Moderne voedingsnetwerken hebben twee hoofdkenmerken:
- elektriciteitsopwekking, ongeacht het type energiecentrale (thermisch, waterkracht, wind), vindt op één plaats plaats;
- de meeste elektriciteitsverbruikers bevinden zich op totaal verschillende plaatsen.
De opgewekte elektriciteit wordt geleverd via transmissielijnen en om de onvermijdelijke verliezen te minimaliseren spanning wordt verhoogd tot de maximaal mogelijke waarde, en neemt geleidelijk af naarmate het de terminaldistributie nadert knooppunten.
Risico's van hoogspanningsleidingen voor een persoon
Om de hoogste technische en economische efficiëntie te garanderen, is elektriciteitstransmissie worden voornamelijk uitgevoerd via bovengrondse lijnen en alleen in steden worden ze vervangen door kabel lijnen.
Een hoge bedrijfsspanning van hoogspanningsleidingen brengt een potentieel gevaar voor mensen met zich mee, dat wordt bepaald door:
- de uiteindelijke risico's van uitval van de luchtspleet en elektrische schokken voor een persoon;
- schadelijke invloed van elektrische veldsterkte, zelfs zonder directe storing
Rekening houdend met deze functie, verbieden de huidige normen het naderen van hoogspanningslijnen dichterbij dan een bepaalde afstand, die afhankelijk is van de bedrijfsspanning. Het varieert van 0,6 m voor bovengrondse leidingen met een spanning van niet meer dan 1000 V en loopt geleidelijk op tot 5 - 8 m voor hoogspanningsleidingen met een bedrijfsspanning van 750 en 1150 kV.
Er is niet altijd een uitgesproken veiligheidszone rond hoogspanningslijnen. Verder wordt rekening gehouden met de externe ontwerpkenmerken waarmee u onmiddellijk de bedieningsspanning kunt bepalen.

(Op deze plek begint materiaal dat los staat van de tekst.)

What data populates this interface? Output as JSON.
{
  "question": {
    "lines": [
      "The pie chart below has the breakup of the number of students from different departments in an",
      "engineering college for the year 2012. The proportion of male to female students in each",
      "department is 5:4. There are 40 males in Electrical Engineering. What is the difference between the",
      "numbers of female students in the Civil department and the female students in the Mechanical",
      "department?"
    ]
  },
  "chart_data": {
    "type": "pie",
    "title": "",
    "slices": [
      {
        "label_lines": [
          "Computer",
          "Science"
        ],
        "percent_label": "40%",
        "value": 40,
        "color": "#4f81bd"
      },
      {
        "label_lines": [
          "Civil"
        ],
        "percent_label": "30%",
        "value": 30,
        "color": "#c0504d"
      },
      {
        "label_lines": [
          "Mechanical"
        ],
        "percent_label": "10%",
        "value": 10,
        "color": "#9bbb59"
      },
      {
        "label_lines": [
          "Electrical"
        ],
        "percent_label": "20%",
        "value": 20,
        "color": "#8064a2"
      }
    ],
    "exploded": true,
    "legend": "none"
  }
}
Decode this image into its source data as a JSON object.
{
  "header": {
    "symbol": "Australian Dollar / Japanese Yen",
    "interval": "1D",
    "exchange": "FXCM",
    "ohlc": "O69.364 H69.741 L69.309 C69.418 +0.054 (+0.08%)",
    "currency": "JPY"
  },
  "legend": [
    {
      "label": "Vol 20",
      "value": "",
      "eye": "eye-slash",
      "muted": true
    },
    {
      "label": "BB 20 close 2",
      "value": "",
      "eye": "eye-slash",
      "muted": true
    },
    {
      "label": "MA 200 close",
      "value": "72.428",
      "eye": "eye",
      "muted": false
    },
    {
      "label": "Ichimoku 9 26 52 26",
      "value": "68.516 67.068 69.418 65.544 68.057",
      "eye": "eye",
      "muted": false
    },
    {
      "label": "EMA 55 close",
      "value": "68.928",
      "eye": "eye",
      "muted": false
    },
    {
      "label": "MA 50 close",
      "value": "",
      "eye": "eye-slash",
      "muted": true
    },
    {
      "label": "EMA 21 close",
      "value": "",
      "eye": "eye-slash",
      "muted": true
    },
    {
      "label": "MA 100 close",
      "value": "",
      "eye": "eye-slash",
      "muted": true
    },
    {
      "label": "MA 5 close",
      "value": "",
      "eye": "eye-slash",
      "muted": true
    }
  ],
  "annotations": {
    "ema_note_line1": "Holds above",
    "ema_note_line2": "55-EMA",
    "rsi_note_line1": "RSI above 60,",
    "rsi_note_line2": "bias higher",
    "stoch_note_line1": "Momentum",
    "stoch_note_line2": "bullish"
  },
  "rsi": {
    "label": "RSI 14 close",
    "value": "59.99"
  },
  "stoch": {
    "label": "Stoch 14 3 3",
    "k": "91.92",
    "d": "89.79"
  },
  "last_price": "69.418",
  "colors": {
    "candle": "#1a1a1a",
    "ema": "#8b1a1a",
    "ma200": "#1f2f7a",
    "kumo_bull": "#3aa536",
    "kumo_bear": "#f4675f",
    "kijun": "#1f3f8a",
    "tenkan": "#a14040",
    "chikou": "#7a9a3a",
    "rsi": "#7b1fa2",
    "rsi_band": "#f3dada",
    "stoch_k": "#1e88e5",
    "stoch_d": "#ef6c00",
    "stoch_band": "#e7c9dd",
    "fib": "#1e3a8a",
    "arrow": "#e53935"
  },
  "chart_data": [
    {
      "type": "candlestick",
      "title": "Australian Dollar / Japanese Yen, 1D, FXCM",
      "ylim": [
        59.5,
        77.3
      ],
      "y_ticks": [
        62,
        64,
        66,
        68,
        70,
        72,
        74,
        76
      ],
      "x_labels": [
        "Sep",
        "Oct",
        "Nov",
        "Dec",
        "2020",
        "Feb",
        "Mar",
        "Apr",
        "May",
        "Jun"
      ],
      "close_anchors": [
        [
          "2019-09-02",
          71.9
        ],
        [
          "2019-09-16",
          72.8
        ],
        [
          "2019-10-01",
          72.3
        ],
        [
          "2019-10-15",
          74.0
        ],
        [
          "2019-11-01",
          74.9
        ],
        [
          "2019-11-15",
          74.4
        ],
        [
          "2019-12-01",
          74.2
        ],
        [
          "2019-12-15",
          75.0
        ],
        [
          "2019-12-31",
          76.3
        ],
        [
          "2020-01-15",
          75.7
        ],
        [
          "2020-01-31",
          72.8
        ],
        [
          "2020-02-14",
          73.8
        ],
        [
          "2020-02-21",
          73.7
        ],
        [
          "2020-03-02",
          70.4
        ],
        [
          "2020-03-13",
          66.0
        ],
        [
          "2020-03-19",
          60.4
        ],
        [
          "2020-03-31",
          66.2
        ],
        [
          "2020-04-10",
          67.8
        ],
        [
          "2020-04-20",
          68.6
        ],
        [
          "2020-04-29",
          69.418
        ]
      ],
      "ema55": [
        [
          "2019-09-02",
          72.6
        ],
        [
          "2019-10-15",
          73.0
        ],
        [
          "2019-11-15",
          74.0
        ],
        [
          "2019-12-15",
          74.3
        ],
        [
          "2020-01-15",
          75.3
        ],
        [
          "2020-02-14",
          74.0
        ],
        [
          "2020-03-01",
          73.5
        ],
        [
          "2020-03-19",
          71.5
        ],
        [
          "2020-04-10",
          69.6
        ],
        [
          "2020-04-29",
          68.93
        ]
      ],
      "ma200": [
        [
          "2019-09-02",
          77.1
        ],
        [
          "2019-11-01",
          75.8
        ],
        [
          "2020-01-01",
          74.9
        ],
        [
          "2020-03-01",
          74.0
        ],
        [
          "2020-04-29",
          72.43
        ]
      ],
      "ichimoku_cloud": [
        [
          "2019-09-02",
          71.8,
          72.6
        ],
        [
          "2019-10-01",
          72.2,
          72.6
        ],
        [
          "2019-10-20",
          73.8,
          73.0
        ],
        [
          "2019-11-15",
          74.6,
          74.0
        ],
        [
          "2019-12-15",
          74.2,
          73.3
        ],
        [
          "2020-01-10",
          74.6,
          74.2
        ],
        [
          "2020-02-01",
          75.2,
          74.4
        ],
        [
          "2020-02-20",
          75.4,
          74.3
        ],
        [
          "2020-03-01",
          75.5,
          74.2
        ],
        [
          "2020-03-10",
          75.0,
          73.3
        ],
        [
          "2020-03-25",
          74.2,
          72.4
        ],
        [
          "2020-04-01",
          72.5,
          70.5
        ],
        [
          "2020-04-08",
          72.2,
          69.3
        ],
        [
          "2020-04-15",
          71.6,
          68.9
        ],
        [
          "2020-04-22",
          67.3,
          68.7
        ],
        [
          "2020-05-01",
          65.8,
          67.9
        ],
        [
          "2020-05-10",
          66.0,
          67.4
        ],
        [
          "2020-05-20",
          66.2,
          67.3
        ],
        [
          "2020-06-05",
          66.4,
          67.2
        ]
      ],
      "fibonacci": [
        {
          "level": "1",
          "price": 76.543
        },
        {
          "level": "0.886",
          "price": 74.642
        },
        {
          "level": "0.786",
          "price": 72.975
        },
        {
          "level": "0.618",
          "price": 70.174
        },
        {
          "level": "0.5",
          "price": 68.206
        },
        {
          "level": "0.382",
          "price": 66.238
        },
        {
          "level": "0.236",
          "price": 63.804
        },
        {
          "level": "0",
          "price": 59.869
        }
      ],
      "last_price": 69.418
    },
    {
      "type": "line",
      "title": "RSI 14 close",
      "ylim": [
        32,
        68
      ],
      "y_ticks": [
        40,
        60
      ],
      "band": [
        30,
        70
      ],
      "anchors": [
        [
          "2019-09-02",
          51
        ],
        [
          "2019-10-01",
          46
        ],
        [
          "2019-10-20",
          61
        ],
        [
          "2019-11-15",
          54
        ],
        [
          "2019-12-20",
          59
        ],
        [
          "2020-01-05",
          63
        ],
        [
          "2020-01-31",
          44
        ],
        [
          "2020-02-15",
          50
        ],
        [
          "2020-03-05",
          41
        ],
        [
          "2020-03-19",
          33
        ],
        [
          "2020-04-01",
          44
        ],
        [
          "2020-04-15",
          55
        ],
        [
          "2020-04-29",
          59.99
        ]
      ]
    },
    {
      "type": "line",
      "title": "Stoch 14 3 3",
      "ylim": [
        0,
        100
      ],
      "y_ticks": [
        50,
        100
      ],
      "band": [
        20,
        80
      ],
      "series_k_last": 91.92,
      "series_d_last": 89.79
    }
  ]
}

Laagspanningsdistributienetwerken
De unieke kenmerken van de meest voorkomende 400-volt distributienetwerken op blootliggende draden zijn:
- vijf draden (driefasige draden, die worden aangevuld met een neutrale draad en een extra fase van straatlantaarns);
- Kleine isolatoren van wit porselein of transparant glas in pin-design.
Er worden verschillende soorten steunen gebruikt om de lijnen te implementeren. Figuur 1 toont een voorbeeld van een paalsteun.
Soms worden 400 volt-lijnen geïmplementeerd op geïsoleerde draden. Dergelijke lijnen zien er dan uit zoals weergegeven in figuur 2.
Middenspanningslijnen
Transmissielijnen voor middenspanning omvatten lijnen met een bedrijfsspanning tot 35 kV.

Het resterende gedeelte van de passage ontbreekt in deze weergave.